Pol θ indel error rates as a function of homopolymeric run length. Error rates are the number of all observed single-base deletions and single base-additions (Table 1 and Figure 1) divided by the total number of template nucleotides present in runs of the indicated length indicated in the figure among 200 sequenced lacZ clones generated by pol θ.

Figure 3.

Processive synthesis by Klenow exo⁻ and pol θ. Reactions were performed as described in Materials and Methods section. (A) Representative phosphor image of the reaction products of processive DNA synthesis resolved on a 12% denaturing polyacrylamide gel. Lanes 2–5 represent primer extension products by Klenow exo⁻ at 1, 3, 4 and 5 min. Lanes 7–11, primer extension products by pol θ at 2, 5, 10, 15 and 30 min. Lanes 1 and 6 represent negative control reactions. The numbers on the right indicate the positions along the lacZ gene. (B) Termination probability per nucleotide at each template position, 144 to 127. Numbers along the Y-axis indicate nucleotide positions along the lacZ gene. The termination probability is defined as the amount of product of a given length divided by the sum of products of that length plus all greater length products. The values plotted are the average of three values for pol θ (for time points 5, 10, and 15 min for pol θ:DNA at one ratio) and an average of three values for Klenow exo⁻ (time points 3, 4 and 5 min at one ratio) and the error bars represent the standard deviation. Error rates for certain sequence contexts (CCCCC at positions 132–136 and TTT at positions 137–139) are shown for both pol θ and Klenow exo^– (21).

Figure 4.

Pol θ error rates compared to other DNA polymerases. (A) Single-base deletions (B) Single-base additions (C) Base substitutions.

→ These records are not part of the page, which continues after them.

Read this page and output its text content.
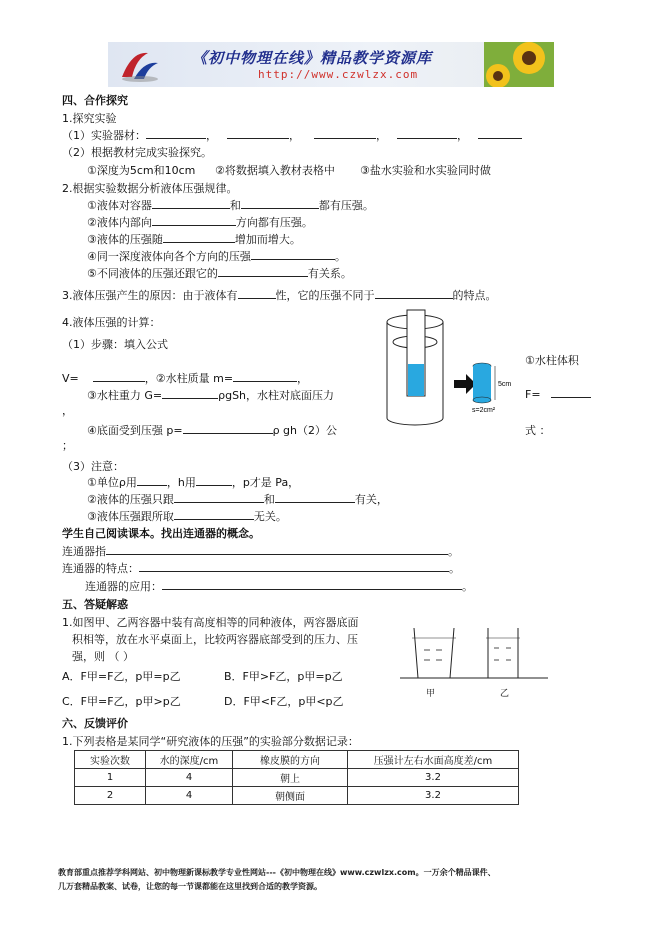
《初中物理在线》精品教学资源库
http://www.czwlzx.com
四、合作探究
1.探究实验
（1）实验器材：	，	，	，	，
（2）根据教材完成实验探究。
①深度为5cm和10cm ②将数据填入教材表格中 ③盐水实验和水实验同时做
2.根据实验数据分析液体压强规律。
①液体对容器	和	都有压强。
②液体内部向	方向都有压强。
③液体的压强随	增加而增大。
④同一深度液体向各个方向的压强	。
⑤不同液体的压强还跟它的	有关系。
3.液体压强产生的原因：由于液体有	性，它的压强不同于	的特点。
4.液体压强的计算：
（1）步骤：填入公式
①水柱体积
V=	，②水柱质量 m=	，
F=
③水柱重力 G=	ρgSh，水柱对底面压力
，
④底面受到压强 p=	ρ gh（2）公	式 ：
；
（3）注意：
①单位ρ用	，h用	，p才是 Pa，
②液体的压强只跟	和	有关，
③液体压强跟所取	无关。
学生自己阅读课本。找出连通器的概念。
连通器指	。
连通器的特点：	。
连通器的应用：	。
5cm
s=2cm²
五、答疑解惑
1.如图甲、乙两容器中装有高度相等的同种液体，两容器底面
积相等，放在水平桌面上，比较两容器底部受到的压力、压
强，则 （ ）
A．F甲=F乙，p甲=p乙	B．F甲>F乙，p甲=p乙
C．F甲=F乙，p甲>p乙	D．F甲<F乙，p甲<p乙
甲	乙
六、反馈评价
1.下列表格是某同学“研究液体的压强”的实验部分数据记录：
实验次数	水的深度/cm	橡皮膜的方向	压强计左右水面高度差/cm
1	4	朝上	3.2
2	4	朝侧面	3.2
教育部重点推荐学科网站、初中物理新课标教学专业性网站---《初中物理在线》www.czwlzx.com。一万余个精品课件、
几万套精品教案、试卷，让您的每一节课都能在这里找到合适的教学资源。
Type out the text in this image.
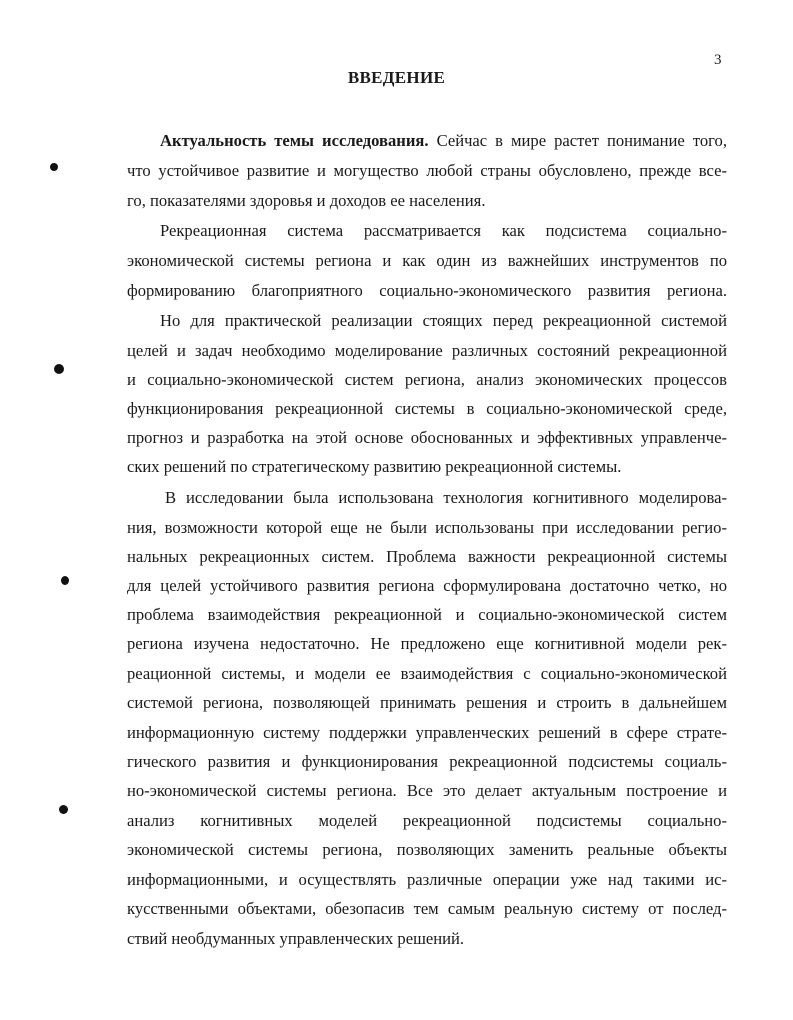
3
ВВЕДЕНИЕ
Актуальность темы исследования. Сейчас в мире растет понимание того,
что устойчивое развитие и могущество любой страны обусловлено, прежде все-
го, показателями здоровья и доходов ее населения.
Рекреационная система рассматривается как подсистема социально-
экономической системы региона и как один из важнейших инструментов по
формированию благоприятного социально-экономического развития региона.
Но для практической реализации стоящих перед рекреационной системой
целей и задач необходимо моделирование различных состояний рекреационной
и социально-экономической систем региона, анализ экономических процессов
функционирования рекреационной системы в социально-экономической среде,
прогноз и разработка на этой основе обоснованных и эффективных управленче-
ских решений по стратегическому развитию рекреационной системы.
В исследовании была использована технология когнитивного моделирова-
ния, возможности которой еще не были использованы при исследовании регио-
нальных рекреационных систем. Проблема важности рекреационной системы
для целей устойчивого развития региона сформулирована достаточно четко, но
проблема взаимодействия рекреационной и социально-экономической систем
региона изучена недостаточно. Не предложено еще когнитивной модели рек-
реационной системы, и модели ее взаимодействия с социально-экономической
системой региона, позволяющей принимать решения и строить в дальнейшем
информационную систему поддержки управленческих решений в сфере страте-
гического развития и функционирования рекреационной подсистемы социаль-
но-экономической системы региона. Все это делает актуальным построение и
анализ когнитивных моделей рекреационной подсистемы социально-
экономической системы региона, позволяющих заменить реальные объекты
информационными, и осуществлять различные операции уже над такими ис-
кусственными объектами, обезопасив тем самым реальную систему от послед-
ствий необдуманных управленческих решений.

Family Y: hPol κ and hPol η error rates are taken from (20). Family X: hPol β and hPol λ error rates are taken from (57). Family B: hPol α error rates are unpublished results from Kokoska, R.J. and Kunkel, T.A., yPol δ (Exo–) error rates are taken from (58), yPol ɛ (Exo–) error rates are taken from (59) and yPol ζ error rates are taken from (50). Family A: hPol θ and hPol ν data are from this study. For hPol ν, at neutral pH, a mutation frequency of 2.6% was obtained (64 mutant plaques from a total of 6432). Of these, 22 clones were sequenced and as with the previous study (24), these clones show a preference for G to A base substitutions. hPol γ (Exo–) (+p140 and p55) error rates are from (23) and Kf (Exo−) error rates are taken from (21).